Matters of the Heart: Rare Cardiac Complications of Rheumatic Disease

Mar 03, 2014

Two diagnostic puzzlers in the major journals last week involved successful diagnosis and treatment of rare cardiac complications of rheumatic disorders. Both were complicated and potentially fatal.

Doss JR, England JH, and Fuchs HA. Coughing up blood: Behçet’s disease.Am J Med (2014) Online first, February 26, 2014, doi: 10.1016/j.amjmed.2014.02.006

Fathi AT, Dec, GW, Richter JM. et al. Case 7-2014 - A 27-Year-Old Man with Diarrhea, Fatigue, and Eosinophilia. NEJM (2014)370:861-872  doi: 10.1056/NEJMcpc1302331

Two diagnostic puzzlers in the major journals last week involved rare cardiac complications of rheumatic disorders. The first involves a patient with Behçet’s disease who presented with vascular complications (which are common in Behçet’s disease ) as well as intracardiac thrombus (which is rare).

Cardiac complications have been reported in 5-10% of Behçet’s patients. In a case series, 1-18% of Behçet’s patients had pulmonary artery aneurysms, and of those, 93% would have hemoptysis. Rupture of aneurysms leads to mortality as high as 50% within 10 months. Early recognition and treatment has markedly improved mortality, with 10-year survival of about 62%.

The presence of large pulmonary aneurysms with intracardiac thrombi poses a dilemma. Because of the aneurysms, the thrombi can’t be treated with anticoagulation. Retrospective studies recommended anticoagulation only if thrombi don’t resolve with immunosuppression. Furthermore, thrombi associated with Behçet’s are generally well-organized and firmly adherent to the vascular lumens.

This patient was treated with prednisone and chlorambucil. His clinical condition improved within days, improved further at 1 month, and the pulmonary aneurysms showed marked improvement at 6 months. The intracardiac thrombus resolved.
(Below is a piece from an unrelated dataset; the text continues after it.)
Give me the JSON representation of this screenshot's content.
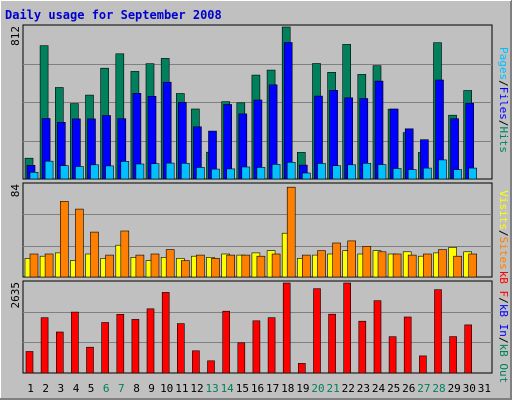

In the second case study, a 27-year-old man with diarrhea, fatigue and eosinophilia was diagnosed with idiopathic hypereosinophilic syndrome.

This patient had ulcerative colitis, which was under control. The colonic mucosa were abnormal, but not characteristic of ulcerative colitis. An extensive investigation explored a wide variety of possible explanations for his symptoms, including infection, solid tumors, myeloid and nonmyeloid hematological tumors, drugs, and other allergic and rheumatological conditions.
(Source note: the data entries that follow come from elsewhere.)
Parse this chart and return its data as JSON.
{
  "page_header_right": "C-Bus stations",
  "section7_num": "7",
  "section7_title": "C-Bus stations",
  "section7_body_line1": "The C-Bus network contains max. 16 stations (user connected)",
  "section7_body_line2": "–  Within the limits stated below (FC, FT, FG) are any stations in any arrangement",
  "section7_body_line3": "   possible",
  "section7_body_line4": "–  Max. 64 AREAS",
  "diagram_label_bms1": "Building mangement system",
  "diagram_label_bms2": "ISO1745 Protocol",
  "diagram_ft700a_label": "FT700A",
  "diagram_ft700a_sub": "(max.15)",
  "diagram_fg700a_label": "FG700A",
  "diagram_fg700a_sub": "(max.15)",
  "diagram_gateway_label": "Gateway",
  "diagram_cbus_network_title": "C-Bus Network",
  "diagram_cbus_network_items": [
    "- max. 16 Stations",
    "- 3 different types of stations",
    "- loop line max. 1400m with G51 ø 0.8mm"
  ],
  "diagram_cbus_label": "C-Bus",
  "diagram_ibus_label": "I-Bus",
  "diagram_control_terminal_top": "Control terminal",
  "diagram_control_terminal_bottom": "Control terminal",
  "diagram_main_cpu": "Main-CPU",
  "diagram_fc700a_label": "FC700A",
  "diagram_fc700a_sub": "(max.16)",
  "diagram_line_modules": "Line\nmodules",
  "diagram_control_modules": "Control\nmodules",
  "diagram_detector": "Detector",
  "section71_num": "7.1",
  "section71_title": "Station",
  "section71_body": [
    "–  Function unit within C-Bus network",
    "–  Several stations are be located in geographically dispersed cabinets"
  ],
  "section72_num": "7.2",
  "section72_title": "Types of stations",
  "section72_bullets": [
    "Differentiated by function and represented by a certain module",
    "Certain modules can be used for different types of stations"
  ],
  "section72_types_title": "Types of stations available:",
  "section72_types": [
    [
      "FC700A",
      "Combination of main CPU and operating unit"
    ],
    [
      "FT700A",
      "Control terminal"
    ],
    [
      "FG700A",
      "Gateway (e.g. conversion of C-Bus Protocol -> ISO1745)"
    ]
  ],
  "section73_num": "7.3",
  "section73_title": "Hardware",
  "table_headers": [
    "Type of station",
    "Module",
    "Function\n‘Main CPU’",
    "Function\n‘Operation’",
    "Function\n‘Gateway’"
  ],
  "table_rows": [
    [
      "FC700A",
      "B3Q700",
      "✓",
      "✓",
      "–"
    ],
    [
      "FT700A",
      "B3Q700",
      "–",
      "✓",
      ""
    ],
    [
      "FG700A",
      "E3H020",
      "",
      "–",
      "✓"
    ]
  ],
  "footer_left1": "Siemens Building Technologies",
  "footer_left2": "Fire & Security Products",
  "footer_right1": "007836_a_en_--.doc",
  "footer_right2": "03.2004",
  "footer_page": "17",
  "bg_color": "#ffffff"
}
This case had many characteristics of chronic eosinophilic leukemia, but neoplasm was ruled out because the bone marrow biopsy showed no genetic abnormalities, establishing idiopathic hypereosinophilic syndrome as the diagnosis of exclusion.

Importantly, morphologic abnormalities in eosinophils, such as hypogranulation and nuclear hyperlobation or hypolobation, are frequently seen in reactive eosinophilias and should not be considered proof of clonality, the authors warn.

Five-year survival of ≤80% has been reported, with cardiac sequelae the main cause of death. Glucocorticoids are the treatment of choice; a poor response can be followed with hydroxyurea or vincristine. Biologicals are used in appropriate subsets of patients. Eosinophils express CD52, and the anti-CD52 antibody alemtuzumab has shown efficacy.

This patient developed eosinophilic myocarditis. Cardiac function deteriorated from left ventricular ejection fraction (LVEF) of 71% on the first hospital day to 26% four weeks after admission. A CT scan suggested subendocardial hypoperfusion and microvascular compromise. Warfarin was used to treat mural thrombi, and then vincristine after an inadequate response.

The patient finally got a hematopoietic stem-cell transplantation. After two years, he does not require immunosuppressive medications, has no graft vs host disease, and has been able to return to business school.